I have long been a healthy skeptic in the idea of mobile phones being the future of convergent newsrooms. I say healthy because my argument, as other nay-sayers before, often rests solely on the quality. I’m unconvinced smart phones can replace the sensors and glass of DSLRs.
Living in Mongolia where countryside assignments can leave you without mobile reception for weeks, 3G was rather useless. I owned assorted paraphernalia for professional grade multimedia gathering. I am not a breaking-news reporter but focus on features.
I clung to the why go smart affront.
Then I got me an iPhone. For emails only I said. Then, not too bad these shots in good light. And wow it’s discreet. I’d never try shoving my 24-70mm f2.8 there. And what more, a visit to a manual textile-weaving workshop in Spain minus gear-bag resulted in an impromptu inspired video (see below).
In today’s world of instant news where Twitter is the new newswire, smart phones are essential for news gathering as much as for news dissemination and digestion.

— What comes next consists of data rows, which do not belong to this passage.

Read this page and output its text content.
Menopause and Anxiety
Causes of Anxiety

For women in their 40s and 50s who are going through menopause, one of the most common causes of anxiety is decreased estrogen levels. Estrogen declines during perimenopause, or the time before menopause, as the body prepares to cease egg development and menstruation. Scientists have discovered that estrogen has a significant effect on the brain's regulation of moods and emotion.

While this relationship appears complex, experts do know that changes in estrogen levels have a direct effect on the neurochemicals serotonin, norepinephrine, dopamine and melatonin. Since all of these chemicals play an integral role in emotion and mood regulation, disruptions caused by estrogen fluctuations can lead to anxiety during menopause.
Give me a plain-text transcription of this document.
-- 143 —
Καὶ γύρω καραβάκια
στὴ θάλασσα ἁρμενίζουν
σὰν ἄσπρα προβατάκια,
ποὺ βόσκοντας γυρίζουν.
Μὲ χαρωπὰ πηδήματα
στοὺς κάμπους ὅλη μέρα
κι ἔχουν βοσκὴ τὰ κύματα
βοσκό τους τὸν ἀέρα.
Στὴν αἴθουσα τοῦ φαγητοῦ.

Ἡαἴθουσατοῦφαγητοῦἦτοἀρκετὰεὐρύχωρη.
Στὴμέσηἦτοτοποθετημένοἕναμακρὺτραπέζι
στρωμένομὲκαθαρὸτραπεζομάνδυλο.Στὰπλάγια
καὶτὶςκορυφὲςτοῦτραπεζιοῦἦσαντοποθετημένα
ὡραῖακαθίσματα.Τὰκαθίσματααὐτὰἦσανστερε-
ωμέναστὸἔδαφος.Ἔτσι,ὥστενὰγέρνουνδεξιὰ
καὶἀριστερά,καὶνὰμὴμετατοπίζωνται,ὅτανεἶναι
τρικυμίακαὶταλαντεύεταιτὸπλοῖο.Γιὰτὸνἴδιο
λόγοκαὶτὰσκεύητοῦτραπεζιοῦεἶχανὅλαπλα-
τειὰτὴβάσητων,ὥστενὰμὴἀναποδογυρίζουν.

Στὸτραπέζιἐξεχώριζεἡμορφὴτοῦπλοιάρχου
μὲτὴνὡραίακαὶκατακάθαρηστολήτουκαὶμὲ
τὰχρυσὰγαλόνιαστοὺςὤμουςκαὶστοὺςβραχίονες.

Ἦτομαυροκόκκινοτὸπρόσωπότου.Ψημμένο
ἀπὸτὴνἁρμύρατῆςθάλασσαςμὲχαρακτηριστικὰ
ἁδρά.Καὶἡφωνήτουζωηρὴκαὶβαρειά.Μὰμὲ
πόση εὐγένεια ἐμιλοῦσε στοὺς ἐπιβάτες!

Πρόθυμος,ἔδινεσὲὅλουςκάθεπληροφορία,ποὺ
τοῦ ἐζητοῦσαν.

They are handy for clandestine shots and when essential gear gets left behind when absent-mindedness attacks, as in the case of WBUR Public Radio’s Bianca Toness.
I doubt smart phones will ever truly replace mirrors and lenses for antiquity romantics just embracing digital. But in todays’ nano tech world, practicality will dominate for a majority. As Mobile Journalism Pundit Stephen Quinn spells in his book – “A revolution is happening in the way journalists gather and deliver news using only a mobile phone.”
The smart phone is here to stay and can only evolve to something better. DSLR sound saviors Rhode are already testing an iPhone equivalent. But till then, there’s still room for the gear-lugging-loving field journalist.